Europe Looks to Israel for Example of Effective Border Fence

The migrant crisis currently overtaking Europe has experts focused upon one of the most remarkable examples of an effective border fence: the one Israel built along its border with Egypt.

More specifically, Reuters reports that Hungary and Bulgaria are talking to the Israelis about buying steel security fences. Predictably, criticism of the plan boils down to aesthetics, not practicality.

“Moves to throw up such barriers – which could be around 5-6 meters (15-20 feet) high, topped with razor wire and equipped with cameras and motion sensors – would evoke memories of Cold War-era divisions in Europe and exasperate EU officials who say they would not help to solve the crisis,” Reuters writes, without mentioning exactly whose memories of the Cold War are supposedly being evoked.

EU spokeswoman Mina Andreeva sniffed that fences “do not send the right message to our neighbors.” Thus does the strangest invasion in history proceed, as the invaded worry that insisting on border security would send the “wrong message” to people intent on violating those borders.

Evidently, the grand European strategy involves hoping the whole migrant crisis spontaneously solves itself soon, with a mountain of wishful thinking taking the place of effective border security. “When you talk about the management of migratory flows, the fence itself is not the solution, just as border control is not the panacea for migration flows,” said a spokeswoman for border agency Frontex. “You have to stabilize the countries of origin from which the refugees flee.”
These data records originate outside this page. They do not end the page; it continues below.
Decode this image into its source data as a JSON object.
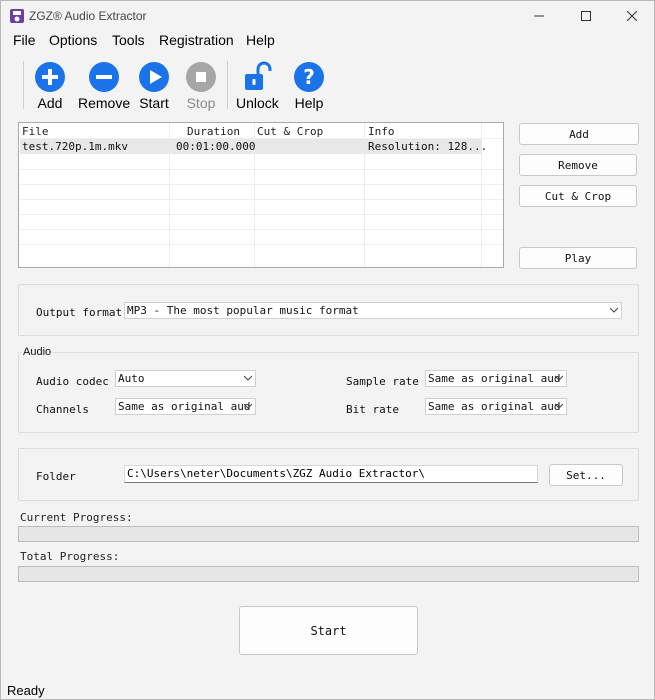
{
  "window": {
    "title": "ZGZ® Audio Extractor"
  },
  "menu": [
    "File",
    "Options",
    "Tools",
    "Registration",
    "Help"
  ],
  "toolbar": {
    "add": "Add",
    "remove": "Remove",
    "start": "Start",
    "stop": "Stop",
    "unlock": "Unlock",
    "help": "Help"
  },
  "colors": {
    "accent": "#1a73e8",
    "disabled": "#a6a6a6"
  },
  "filelist": {
    "columns": [
      "File",
      "Duration",
      "Cut & Crop",
      "Info"
    ],
    "rows": [
      {
        "file": "test.720p.1m.mkv",
        "duration": "00:01:00.000",
        "cut": "",
        "info": "Resolution: 128..."
      }
    ]
  },
  "side_buttons": {
    "add": "Add",
    "remove": "Remove",
    "cut_crop": "Cut & Crop",
    "play": "Play"
  },
  "output": {
    "label": "Output format",
    "value": "MP3 - The most popular music format"
  },
  "audio": {
    "title": "Audio",
    "codec_label": "Audio codec",
    "codec_value": "Auto",
    "channels_label": "Channels",
    "channels_value": "Same as original aud",
    "sample_rate_label": "Sample rate",
    "sample_rate_value": "Same as original aud",
    "bit_rate_label": "Bit rate",
    "bit_rate_value": "Same as original aud"
  },
  "folder": {
    "label": "Folder",
    "value": "C:\\Users\\neter\\Documents\\ZGZ Audio Extractor\\",
    "set_button": "Set..."
  },
  "progress": {
    "current_label": "Current Progress:",
    "current_value": 0,
    "total_label": "Total Progress:",
    "total_value": 0
  },
  "start_button": "Start",
  "status": "Ready"
}
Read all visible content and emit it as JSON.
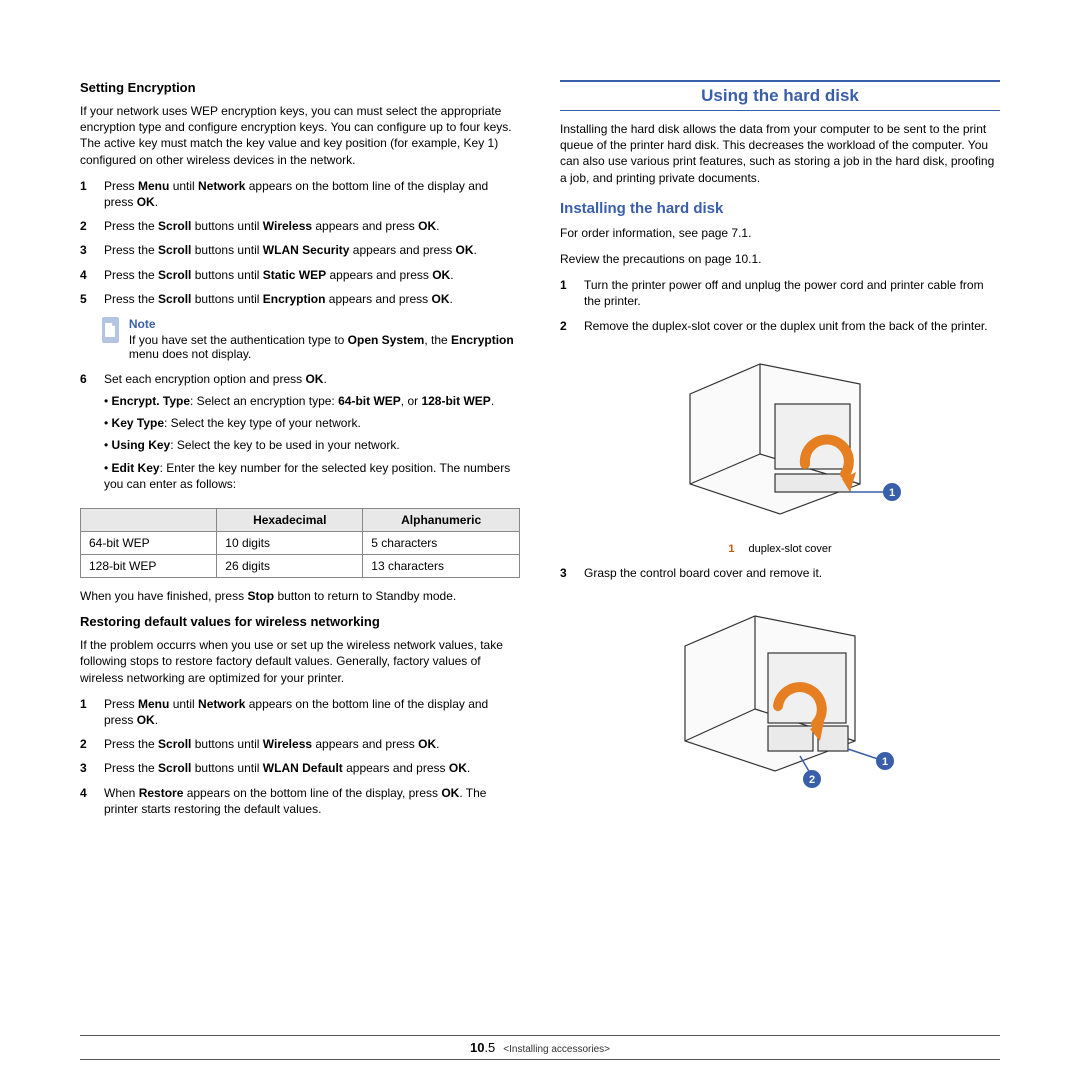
{
  "left": {
    "h_setting_encryption": "Setting Encryption",
    "p_intro": "If your network uses WEP encryption keys, you can must select the appropriate encryption type and configure encryption keys. You can configure up to four keys. The active key must match the key value and key position (for example, Key 1) configured on other wireless devices in the network.",
    "s1": "Press <b>Menu</b> until <b>Network</b> appears on the bottom line of the display and press <b>OK</b>.",
    "s2": "Press the <b>Scroll</b> buttons until <b>Wireless</b> appears and press <b>OK</b>.",
    "s3": "Press the <b>Scroll</b> buttons until <b>WLAN Security</b> appears and press <b>OK</b>.",
    "s4": "Press the <b>Scroll</b> buttons until <b>Static WEP</b> appears and press <b>OK</b>.",
    "s5": "Press the <b>Scroll</b> buttons until <b>Encryption</b> appears and press <b>OK</b>.",
    "note_title": "Note",
    "note_body": "If you have set the authentication type to <b>Open System</b>, the <b>Encryption</b> menu does not display.",
    "s6": "Set each encryption option and press <b>OK</b>.",
    "opt1": "• <b>Encrypt. Type</b>: Select an encryption type: <b>64-bit WEP</b>, or <b>128-bit WEP</b>.",
    "opt2": "• <b>Key Type</b>: Select the key type of your network.",
    "opt3": "• <b>Using Key</b>: Select the key to be used in your network.",
    "opt4": "• <b>Edit Key</b>: Enter the key number for the selected key position. The numbers you can enter as follows:",
    "tbl": {
      "h0": "",
      "h1": "Hexadecimal",
      "h2": "Alphanumeric",
      "r1c0": "64-bit WEP",
      "r1c1": "10 digits",
      "r1c2": "5 characters",
      "r2c0": "128-bit WEP",
      "r2c1": "26 digits",
      "r2c2": "13 characters"
    },
    "p_stop": "When you have finished, press <b>Stop</b> button to return to Standby mode.",
    "h_restore": "Restoring default values for wireless networking",
    "p_restore": "If the problem occurrs when you use or set up the wireless network values, take following stops to restore factory default values. Generally, factory values of wireless networking are optimized for your printer.",
    "r1": "Press <b>Menu</b> until <b>Network</b> appears on the bottom line of the display and press <b>OK</b>.",
    "r2": "Press the <b>Scroll</b> buttons until <b>Wireless</b> appears and press <b>OK</b>.",
    "r3": "Press the <b>Scroll</b> buttons until <b>WLAN Default</b> appears and press <b>OK</b>.",
    "r4": "When  <b>Restore</b> appears on the bottom line of the display, press <b>OK</b>. The printer starts restoring the default values."
  },
  "right": {
    "section_title": "Using the hard disk",
    "p_intro": "Installing the hard disk allows the data from your computer to be sent to the print queue of the printer hard disk. This decreases the workload of the computer. You can also use various print features, such as storing a job in the hard disk, proofing a job, and printing private documents.",
    "sub_install": "Installing the hard disk",
    "p_order": "For order information, see page 7.1.",
    "p_review": "Review the precautions on page 10.1.",
    "i1": "Turn the printer power off and unplug the power cord and printer cable from the printer.",
    "i2": "Remove the duplex-slot cover or the duplex unit from the back of the printer.",
    "fig1_num": "1",
    "fig1_cap": "duplex-slot cover",
    "i3": "Grasp the control board cover and remove it."
  },
  "footer": {
    "page_num": "10",
    "page_sub": ".5",
    "chapter": "<Installing accessories>"
  }
}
It is beginning to look as if the only way for Europe to halt the invasion is for European armies to invade and pacify Syria and Libya, seeing off the Iran-backed Assad regime, al-Qaeda, ISIS, and sundry warlords in the process.

The Israeli fence was prominently mentioned in an intriguing piece from Daniel Horowitz at Conservative Review last week. Horowitz set out to puncture the lies and evasions used by American open-borders advocates to delay construction of the long-promised fence along the U.S. southern border. Among other things, fence opponents have been known to overstate the cost of the project by 1,000 percent or more. Horowitz used the Israeli example to compute a cost of $1.8 million per mile, which tracks closely with Reuters’s estimate of $1.7 million per mile.

As Horowitz pointed out, Israel’s fence has proven effective against far more determined infiltrators than ordinary migrant populations—the Israelis successfully thwarted trained terrorist saboteurs. He also noted that “fences don’t work” rhetoric often cites the weakest points in the very sparse, slapdash fencing along the U.S. southern border, which in some stretches consists of nothing but simple vehicle barriers, scarcely even a momentary inconvenience to waves of pedestrian intruders. In the spans where something resembling Israel’s fence has been built, arrests for border violation dropped by 90 percent or more.

The relatively small borders through which migrants have been flooding into Europe could be secured quickly and effectively, at relatively modest cost. That would not necessarily cut off the flood of people trying to escape the horrors of the post-Obama Middle East, but at least it would put the refugee camps outside the border and prevent the migratory tide from threatening the safe and secure movement and commerce of Europeans—which is a duty their governments owe them, even as humanitarian resources are sought to assist the refugees, and perhaps a large number of them will ultimately be rationally vetted and granted temporary or permanent residence.